No, electrical components do not have fixed internal resistance. Even if some current does flow, it is really unlikely to cause any harm if the power involved is in the nanowatt range.
Does the requirement to use shielded cables mean that I can't use the standard breadboard jumper wires?
So this is why I warned you that you might be worrying about the wrong things. First, one of those datasheets lists a maximum supply voltage of 4.5VDC, so how are you handling that?
I was thinking of using a Raspberry Pi Pico to provide 3.3V to the EKMBs.
The Pico has a RT6150B buck-boost converter with a current limit of 800mA and a power dissipation of 2-3W, which should be enough so that it doesn't overheat.
But now I think about it, the RT6150B might fail too? If it fails short, then it will pass the 5V USB power directly to the EKMB which can only tolerate 4.5V.
And what if the RT6150B fails in such a way that it drives up the voltage very high? Maybe I should put a shunt zener diode to prevent over-voltage here too? I guess I should also add a fuse.
I also could not find information on the RT6150B datasheet about its noise and voltage regulation.
If you are using the other one, it says 7.0VDC and that seems like the basic circuit above is perfectly adequate. However, note that it specifies a maximum of 200V static electricity and shielded cables. This is very, very low and indicates that these things are delicate and sensitive to transients. A breadboard or breadboard jumpers will give you pretty bad results. Wall-wart leakage may be an issue, as I mentioned earlier. You need soldered twisted pairs inside a shield or coax or something like that. And ground the negative supply rail properly.

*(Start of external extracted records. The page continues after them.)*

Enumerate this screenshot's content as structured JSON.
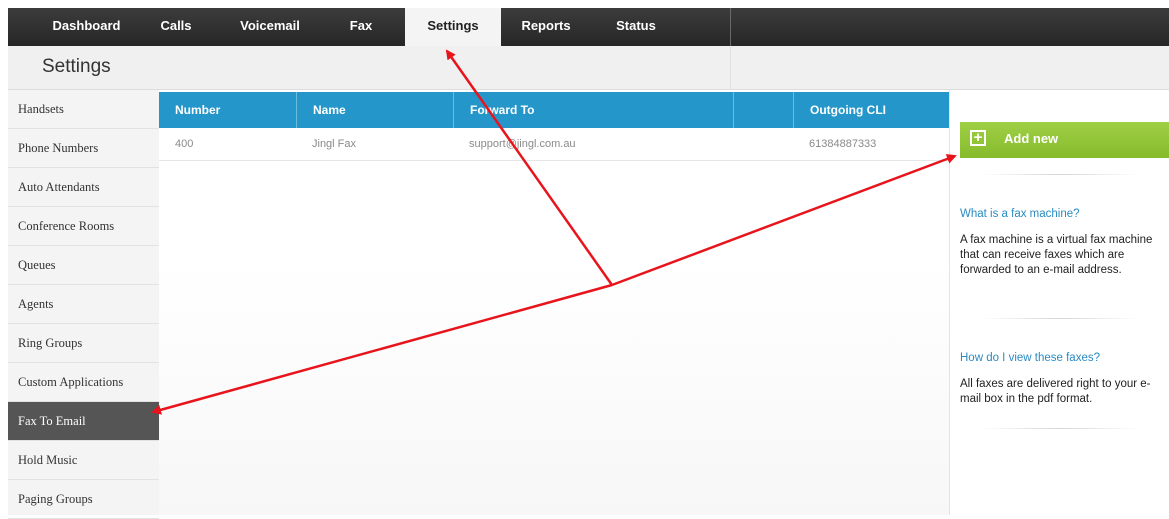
{
  "nav": {
    "tabs": [
      {
        "label": "Dashboard"
      },
      {
        "label": "Calls"
      },
      {
        "label": "Voicemail"
      },
      {
        "label": "Fax"
      },
      {
        "label": "Settings",
        "active": true
      },
      {
        "label": "Reports"
      },
      {
        "label": "Status"
      }
    ]
  },
  "page": {
    "title": "Settings"
  },
  "sidebar": {
    "items": [
      {
        "label": "Handsets"
      },
      {
        "label": "Phone Numbers"
      },
      {
        "label": "Auto Attendants"
      },
      {
        "label": "Conference Rooms"
      },
      {
        "label": "Queues"
      },
      {
        "label": "Agents"
      },
      {
        "label": "Ring Groups"
      },
      {
        "label": "Custom Applications"
      },
      {
        "label": "Fax To Email",
        "active": true
      },
      {
        "label": "Hold Music"
      },
      {
        "label": "Paging Groups"
      }
    ]
  },
  "table": {
    "columns": [
      "Number",
      "Name",
      "Forward To",
      "Outgoing CLI"
    ],
    "rows": [
      {
        "number": "400",
        "name": "Jingl Fax",
        "forward_to": "support@jingl.com.au",
        "outgoing_cli": "61384887333"
      }
    ]
  },
  "right_panel": {
    "add_new_label": "Add new",
    "faq": [
      {
        "question": "What is a fax machine?",
        "answer": "A fax machine is a virtual fax machine that can receive faxes which are forwarded to an e-mail address."
      },
      {
        "question": "How do I view these faxes?",
        "answer": "All faxes are delivered right to your e-mail box in the pdf format."
      }
    ]
  },
  "colors": {
    "topbar": "#2b2b2b",
    "table_header": "#2596c9",
    "add_button": "#8cc63f",
    "active_sidebar": "#555555",
    "link": "#2a8bc2",
    "annotation_arrow": "#e8141c"
  },
  "icons": {
    "add": "plus-square-icon"
  }
}
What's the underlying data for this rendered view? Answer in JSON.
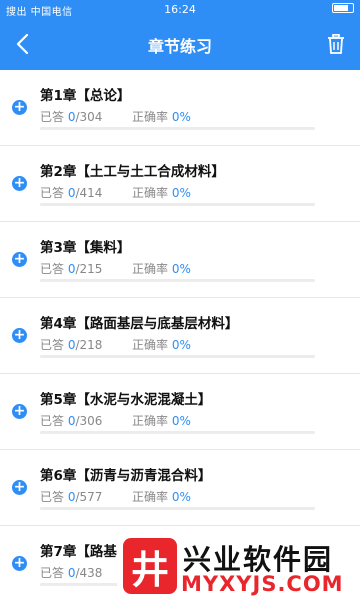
{
  "status_bar": {
    "carrier": "搜出 中国电信",
    "time": "16:24",
    "battery_icon": "battery-icon"
  },
  "header": {
    "title": "章节练习",
    "back_icon": "back-icon",
    "trash_icon": "trash-icon"
  },
  "labels": {
    "answered_prefix": "已答",
    "accuracy_label": "正确率"
  },
  "chapters": [
    {
      "title": "第1章【总论】",
      "answered": "0",
      "total": "/304",
      "accuracy": "0%",
      "progress": 0
    },
    {
      "title": "第2章【土工与土工合成材料】",
      "answered": "0",
      "total": "/414",
      "accuracy": "0%",
      "progress": 0
    },
    {
      "title": "第3章【集料】",
      "answered": "0",
      "total": "/215",
      "accuracy": "0%",
      "progress": 0
    },
    {
      "title": "第4章【路面基层与底基层材料】",
      "answered": "0",
      "total": "/218",
      "accuracy": "0%",
      "progress": 0
    },
    {
      "title": "第5章【水泥与水泥混凝土】",
      "answered": "0",
      "total": "/306",
      "accuracy": "0%",
      "progress": 0
    },
    {
      "title": "第6章【沥青与沥青混合料】",
      "answered": "0",
      "total": "/577",
      "accuracy": "0%",
      "progress": 0
    },
    {
      "title": "第7章【路基",
      "answered": "0",
      "total": "/438",
      "accuracy": "",
      "progress": 0
    }
  ],
  "watermark": {
    "logo_char": "井",
    "name": "兴业软件园",
    "url": "MYXYJS.COM"
  },
  "colors": {
    "accent": "#2f8ef5",
    "watermark_red": "#e8262c"
  }
}
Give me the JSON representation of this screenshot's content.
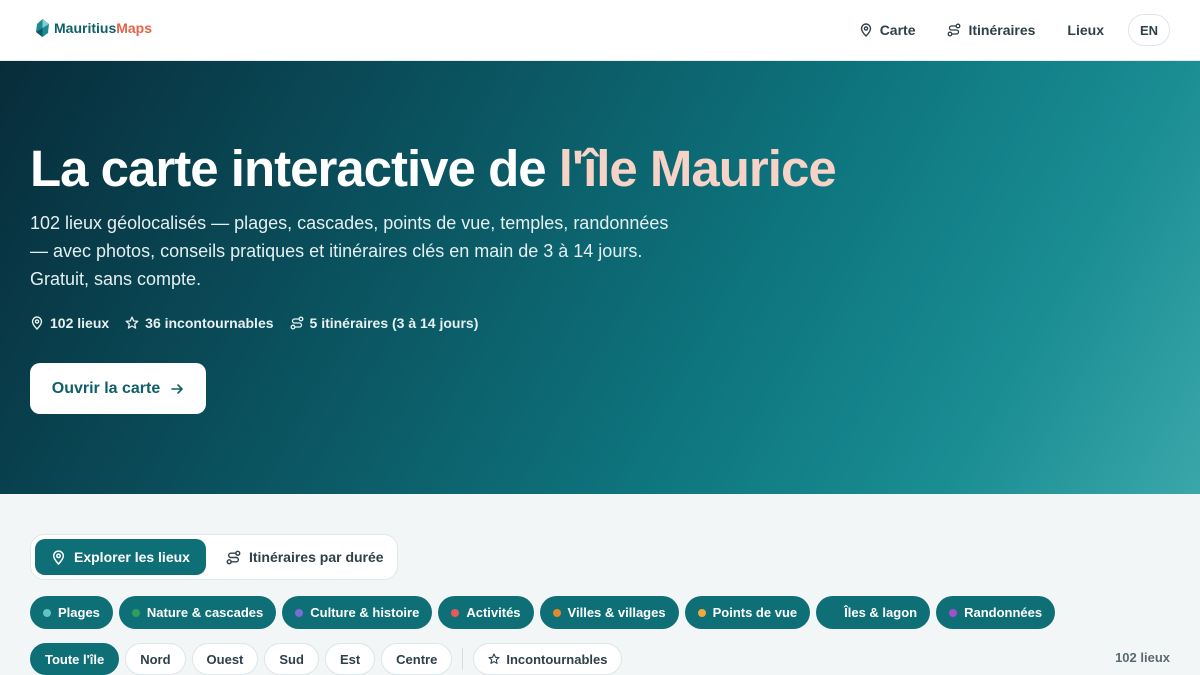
{
  "brand": {
    "name_part1": "Mauritius",
    "name_part2": "Maps",
    "color_primary": "#0f5f68",
    "color_accent": "#e4634a"
  },
  "nav": {
    "items": [
      {
        "label": "Carte",
        "icon": "map-pin-icon"
      },
      {
        "label": "Itinéraires",
        "icon": "route-icon"
      },
      {
        "label": "Lieux"
      }
    ],
    "lang": "EN"
  },
  "hero": {
    "title_main": "La carte interactive de ",
    "title_accent": "l'île Maurice",
    "subtitle": "102 lieux géolocalisés — plages, cascades, points de vue, temples, randonnées — avec photos, conseils pratiques et itinéraires clés en main de 3 à 14 jours. Gratuit, sans compte.",
    "stats": [
      {
        "label": "102 lieux",
        "icon": "map-pin-icon"
      },
      {
        "label": "36 incontournables",
        "icon": "star-icon"
      },
      {
        "label": "5 itinéraires (3 à 14 jours)",
        "icon": "route-icon"
      }
    ],
    "cta_label": "Ouvrir la carte"
  },
  "modes": [
    {
      "label": "Explorer les lieux",
      "icon": "map-pin-icon",
      "active": true
    },
    {
      "label": "Itinéraires par durée",
      "icon": "route-icon",
      "active": false
    }
  ],
  "categories": [
    {
      "label": "Plages",
      "color": "#5fc3c9"
    },
    {
      "label": "Nature & cascades",
      "color": "#2e9e5b"
    },
    {
      "label": "Culture & histoire",
      "color": "#7b6bd6"
    },
    {
      "label": "Activités",
      "color": "#e85a5a"
    },
    {
      "label": "Villes & villages",
      "color": "#e08a2b"
    },
    {
      "label": "Points de vue",
      "color": "#f2a93b"
    },
    {
      "label": "Îles & lagon",
      "color": "#0f6f77"
    },
    {
      "label": "Randonnées",
      "color": "#a24fc9"
    }
  ],
  "regions": [
    {
      "label": "Toute l'île",
      "active": true
    },
    {
      "label": "Nord",
      "active": false
    },
    {
      "label": "Ouest",
      "active": false
    },
    {
      "label": "Sud",
      "active": false
    },
    {
      "label": "Est",
      "active": false
    },
    {
      "label": "Centre",
      "active": false
    }
  ],
  "must_see_filter": {
    "label": "Incontournables",
    "icon": "star-icon"
  },
  "results_count": "102 lieux"
}
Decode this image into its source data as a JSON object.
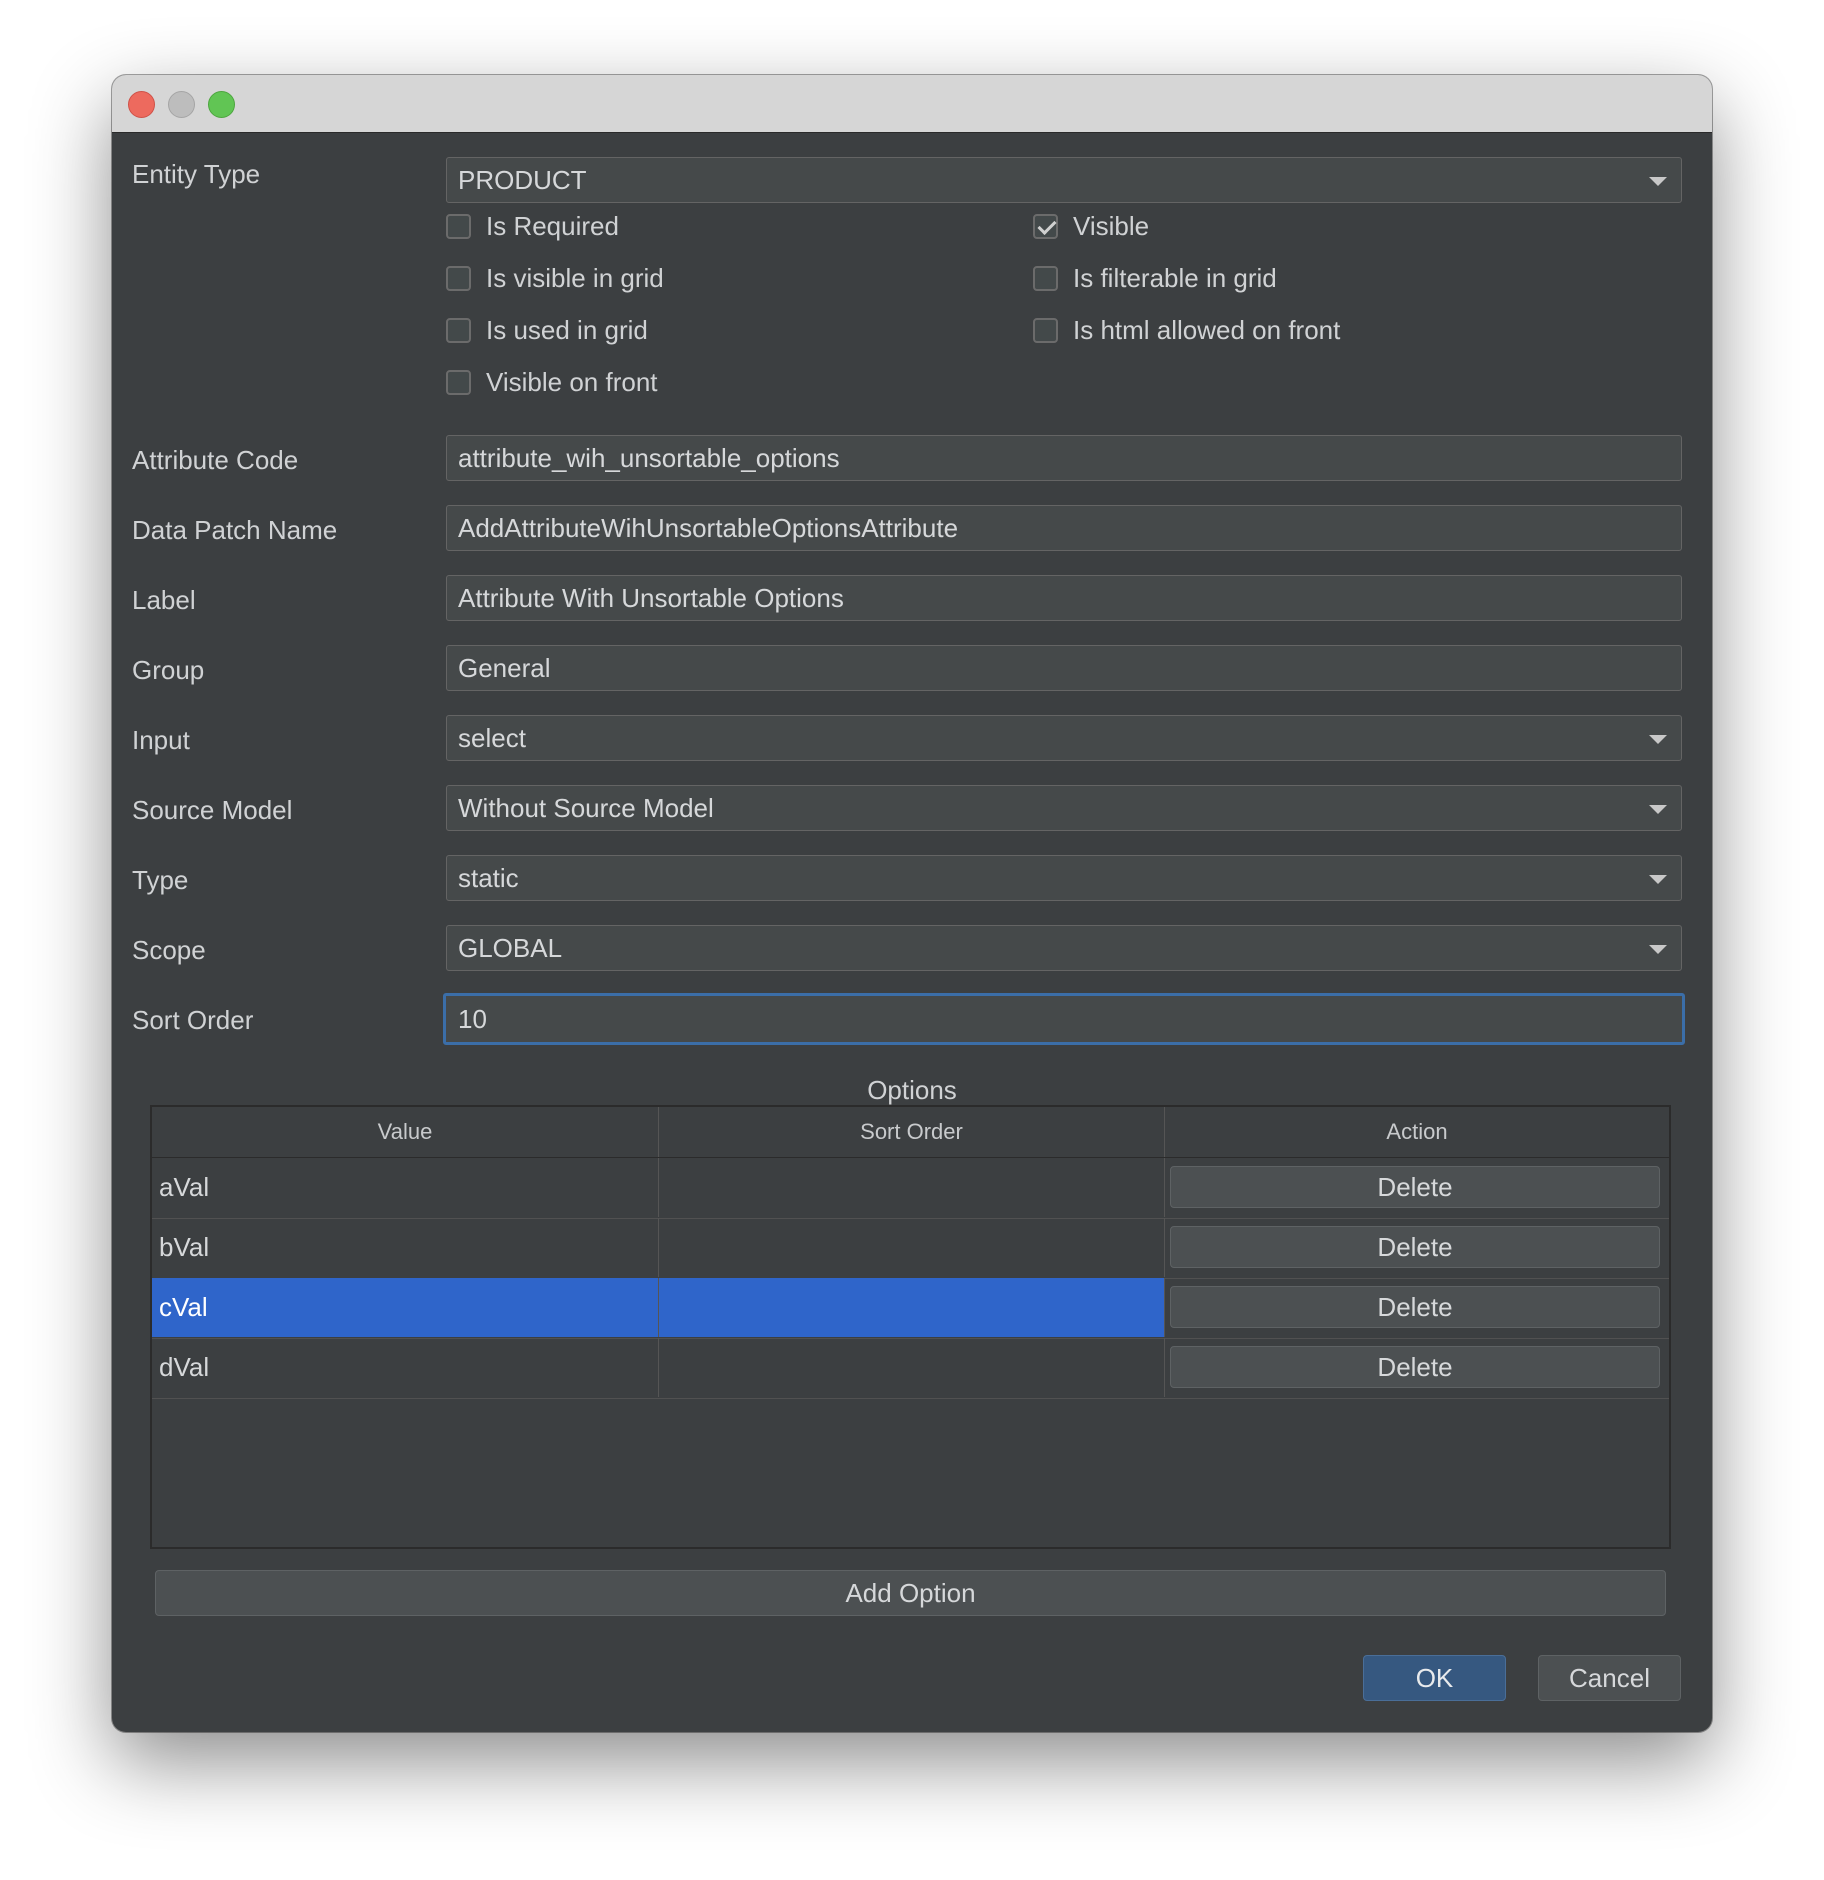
{
  "form": {
    "entity_type": {
      "label": "Entity Type",
      "value": "PRODUCT"
    },
    "checkboxes": {
      "is_required": {
        "label": "Is Required",
        "checked": false
      },
      "visible": {
        "label": "Visible",
        "checked": true
      },
      "is_visible_in_grid": {
        "label": "Is visible in grid",
        "checked": false
      },
      "is_filterable_in_grid": {
        "label": "Is filterable in grid",
        "checked": false
      },
      "is_used_in_grid": {
        "label": "Is used in grid",
        "checked": false
      },
      "is_html_allowed_on_front": {
        "label": "Is html allowed on front",
        "checked": false
      },
      "visible_on_front": {
        "label": "Visible on front",
        "checked": false
      }
    },
    "attribute_code": {
      "label": "Attribute Code",
      "value": "attribute_wih_unsortable_options"
    },
    "data_patch_name": {
      "label": "Data Patch Name",
      "value": "AddAttributeWihUnsortableOptionsAttribute"
    },
    "label_field": {
      "label": "Label",
      "value": "Attribute With Unsortable Options"
    },
    "group": {
      "label": "Group",
      "value": "General"
    },
    "input": {
      "label": "Input",
      "value": "select"
    },
    "source_model": {
      "label": "Source Model",
      "value": "Without Source Model"
    },
    "type": {
      "label": "Type",
      "value": "static"
    },
    "scope": {
      "label": "Scope",
      "value": "GLOBAL"
    },
    "sort_order": {
      "label": "Sort Order",
      "value": "10"
    }
  },
  "options": {
    "title": "Options",
    "headers": [
      "Value",
      "Sort Order",
      "Action"
    ],
    "rows": [
      {
        "value": "aVal",
        "sort_order": "",
        "action": "Delete"
      },
      {
        "value": "bVal",
        "sort_order": "",
        "action": "Delete"
      },
      {
        "value": "cVal",
        "sort_order": "",
        "action": "Delete",
        "selected": true
      },
      {
        "value": "dVal",
        "sort_order": "",
        "action": "Delete"
      }
    ],
    "add_label": "Add Option"
  },
  "buttons": {
    "ok": "OK",
    "cancel": "Cancel"
  },
  "colors": {
    "accent": "#365880",
    "selection": "#2f65ca",
    "focus_border": "#3b6ea8",
    "panel": "#3c3f41"
  }
}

I found this YouTUbe video:
In that video, it looks like the guy (Andreas Spiess) is just using a regular ESP32 with some regular jumper cables to attach to the PaPIRs. It looks like the jumper cables are attached via some heat-shrink wrap? Did he solder the pin to the exposed jumper wire first and then use heat-shrink tubing to wrap it?
Anyway, that video is what gave me the idea that it is probably okay to connect a PaPIR to directly to an Arduino Uno or a Pi Pico via some jumper cables, but then I got worried about the voltage regulator failing on the Arduino Uno and that's what made me ask about all this.
If using coaxial jumper wires, I would have to ground the shielding, right? Seems really complicated for a jumper wire that will be at most 20cm long.
Is grounding something just means connecting it to -ve? I'm thinking of connecting my power supply to the breadboard using one of those barrel jack screw terminal things - I'm not sure what the rating is on these things, can never find a datasheet, but most places say they're okay for 1-2A which should be plenty for my needs. Anyway, the screw terminal has a +ve and -ve coming out of it, so grounding something just means connecting it to the -ve, right?